Regarding those psychologists on the panel… they couldn’t come to any definitive conclusion regarding the impact of games on children’s behavior. For example, Dr. Elizabeth Carll of the American Psychological Association and Dr. David Bickham of the Harvard Medical School both said that games “may” or “might” cause feelings of aggression, but they also pointed out that there really hasn’t been substantial long-term evidence to confirm that belief. Despite this, both Carll and Bickman argued that government should just go ahead and regulate anyway!

But Dr. Williams of the Univ. of Illinois, who has authored several studies on these issues, pointed to the many problems with current research, including that fact that there are no long-term, longitudinal studies and that the current short-term experiments are typically conducted in very unnatural laboratory settings. (Those settings also are devoid of the sort of group or community play that increasingly typifies gaming). Moreover, many of these studies do not account for other “environmental” factors that might have a bearing on actual aggression, such as broken homes, parental abuse, drugs, bad neighborhoods, or medical or mental conditions.

More specifically, Dr. Williams brought up what I think is the most important issue related to all “media effects” research. That is, does arousal equal aggression? Just because a particular study reveals that watching simulated violence in a movie, TV show or video game leads to feelings of “arousal” (heightened brain or heart waves, punching a Bobo doll, etc.), does that mean that actual aggression or violence will follow out in a real-world environment? You would think an important question like that would get a lot more attention in the media effects literature or in the public debate over regulating media. But it doesn’t. I actually read a lot of these studies and some of them raise this issue, but many just continue to rely on some sort of proxy as an indication of real-world aggression. But humans can get “aroused” from many things and not turn into violent monsters. Reading a riveting book, watching a scary movie, watching a bruising boxing match, listening to a loud rock concert… those are just a few things that millions of people have been doing for the past few decades without turning around and harming others afterwards. Did the media in question “arouse” them? You bet. Your heart and head can really get pumping when you enjoy powerful media images or sounds. But it doesn’t follow that you become aggressive thug just because you get aroused by those media.

Indeed, if it was that case that such a clear link existed, it should be showing up in the numbers.
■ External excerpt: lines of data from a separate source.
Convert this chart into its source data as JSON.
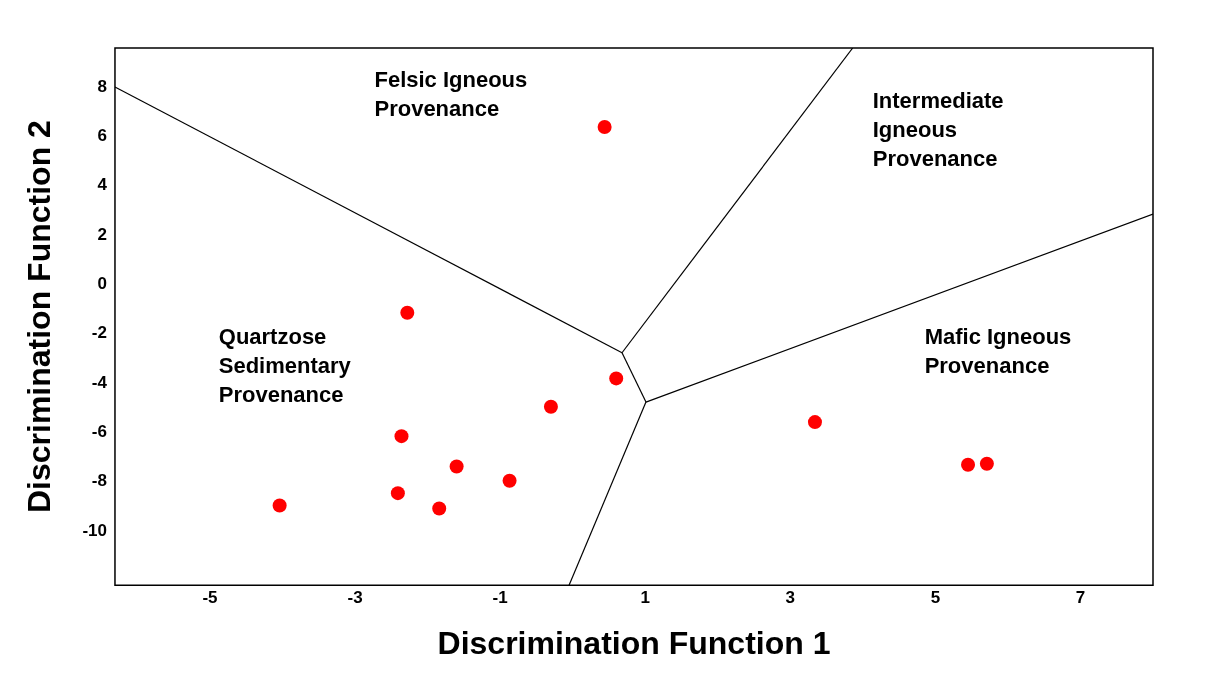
{
  "chart_data": {
    "type": "scatter",
    "xlabel": "Discrimination Function 1",
    "ylabel": "Discrimination Function 2",
    "xlim": [
      -6.31,
      8.0
    ],
    "ylim": [
      -12.19,
      9.58
    ],
    "xticks": [
      -5,
      -3,
      -1,
      1,
      3,
      5,
      7
    ],
    "yticks": [
      -10,
      -8,
      -6,
      -4,
      -2,
      0,
      2,
      4,
      6,
      8
    ],
    "grid": false,
    "legend": false,
    "marker": "circle",
    "series": [
      {
        "type": "scatter",
        "color": "#ff0000",
        "x": [
          0.44,
          -2.28,
          0.6,
          -0.3,
          -2.36,
          -1.6,
          -0.87,
          -2.41,
          -1.84,
          -4.04,
          3.34,
          5.45,
          5.71
        ],
        "values": [
          6.38,
          -1.15,
          -3.81,
          -4.96,
          -6.15,
          -7.38,
          -7.96,
          -8.46,
          -9.08,
          -8.96,
          -5.58,
          -7.31,
          -7.27
        ]
      },
      {
        "type": "line",
        "color": "#000000",
        "marker": "none",
        "x": [
          -6.31,
          0.68
        ],
        "values": [
          8.0,
          -2.77
        ]
      },
      {
        "type": "line",
        "color": "#000000",
        "marker": "none",
        "x": [
          3.86,
          0.68
        ],
        "values": [
          9.58,
          -2.77
        ]
      },
      {
        "type": "line",
        "color": "#000000",
        "marker": "none",
        "x": [
          0.68,
          1.01
        ],
        "values": [
          -2.77,
          -4.77
        ]
      },
      {
        "type": "line",
        "color": "#000000",
        "marker": "none",
        "x": [
          1.01,
          8.0
        ],
        "values": [
          -4.77,
          2.85
        ]
      },
      {
        "type": "line",
        "color": "#000000",
        "marker": "none",
        "x": [
          1.01,
          -0.05
        ],
        "values": [
          -4.77,
          -12.19
        ]
      }
    ],
    "annotations": [
      "Felsic Igneous\nProvenance",
      "Intermediate\nIgneous\nProvenance",
      "Quartzose\nSedimentary\nProvenance",
      "Mafic Igneous\nProvenance"
    ]
  }
}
Cultural and social indicators, that is. But it’s not. As I also pointed out in my recent paper, while the laboratory studies have been largely inconclusive, it is possible to at least analyze the claim that there is a correlation between general exposure to video games and declining cultural indicators. Data is readily available on many cultural indicators of concern and can be plotted against increasing childhood exposure to media and video games. And all those numbers–juvenile violence, kids carrying weapons in schools, high school drop-out rates, teen pregnancy, etc–are all going down. In particular, according to the FBI, aggregate violent crime by juveniles fell 43 percent from 1995-2004. This evidence was also completely ignored at today’s hearing.

So, the picture politicians are painting about video games is being based on half-truths, myths, and misperceptions. I guess I should have expected as much going into today’s Senate hearing. But I keep hoping that policymakers will be willing to listen to reason and the facts in debates about media policy. Silly me. When will I ever learn?